If the Independent Payment Advisory Board exercises these vast powers, political accountability will vanish. When constituents angrily protest, Congress, having ceded its core legislative power to another body, will likely just throw up its hands and blame the board.

Since ObamaCare eliminates both judicial review for any of the board's decisions and public-participation requirements for rule making, this unprecedented insulation of the board guts due process. Even the president's limited ability to check the board's power—since he can remove members only for neglect or malfeasance—represents a more circumscribed standard than usual for presidential appointees.

The bottom line is that the Independent Payment Advisory Board isn't a typical executive agency. It's a new beast that exercises both executive and legislative power but can't be controlled by either branch. Seniors and providers hit hardest by the board's decisions will have nowhere to turn for relief—not Congress, not the president, not the courts.

Attempts to rein in government spending are laudable, but basic decisions about how and where to cut spending properly belong to Congress. In the 225 years of constitutional history, there has been no government entity that violated the separation-of-powers principle like the Independent Payment Advisory Board does.


While the board is profoundly unconstitutional, it is designed to operate in a way that makes it difficult to find private parties with standing to challenge it for at least its first several years in operation. An immediate legal challenge by Congress might be possible, but also faces standing difficulties.

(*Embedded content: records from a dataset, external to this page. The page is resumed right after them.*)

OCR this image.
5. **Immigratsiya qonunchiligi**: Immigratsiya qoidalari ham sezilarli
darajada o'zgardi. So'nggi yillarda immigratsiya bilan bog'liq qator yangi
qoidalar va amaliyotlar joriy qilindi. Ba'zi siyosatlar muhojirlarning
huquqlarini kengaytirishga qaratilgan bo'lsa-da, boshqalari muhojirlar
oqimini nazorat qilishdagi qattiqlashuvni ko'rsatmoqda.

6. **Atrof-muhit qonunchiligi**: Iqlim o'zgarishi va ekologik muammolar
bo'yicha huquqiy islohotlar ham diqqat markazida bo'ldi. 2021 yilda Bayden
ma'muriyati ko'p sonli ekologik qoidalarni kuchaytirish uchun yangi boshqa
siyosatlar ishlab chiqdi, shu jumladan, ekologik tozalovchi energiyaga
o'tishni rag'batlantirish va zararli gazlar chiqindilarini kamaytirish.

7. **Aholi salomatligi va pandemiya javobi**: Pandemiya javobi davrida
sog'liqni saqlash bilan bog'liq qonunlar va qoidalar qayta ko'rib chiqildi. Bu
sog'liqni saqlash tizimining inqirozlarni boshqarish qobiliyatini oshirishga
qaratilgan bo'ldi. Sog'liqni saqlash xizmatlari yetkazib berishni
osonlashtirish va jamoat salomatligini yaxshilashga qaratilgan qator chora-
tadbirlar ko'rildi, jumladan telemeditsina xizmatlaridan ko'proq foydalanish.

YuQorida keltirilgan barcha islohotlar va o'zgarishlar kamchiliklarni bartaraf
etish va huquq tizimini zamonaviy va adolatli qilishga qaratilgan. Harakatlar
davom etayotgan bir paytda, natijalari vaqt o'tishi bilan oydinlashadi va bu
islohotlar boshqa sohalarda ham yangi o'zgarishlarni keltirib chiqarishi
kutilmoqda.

Unless and until courts rule on IPAB's constitutionality, Congress should act quickly to repeal this particular portion of ObamaCare or defund its operations.

Mr. Rivkin, a partner at Baker Hostetler LLP, served in the Justice Department and represented 26 states in challenging ObamaCare. Ms. Foley is a professor of constitutional law at Florida International University and the author of "The Law of Life & Death" (Harvard, 2011).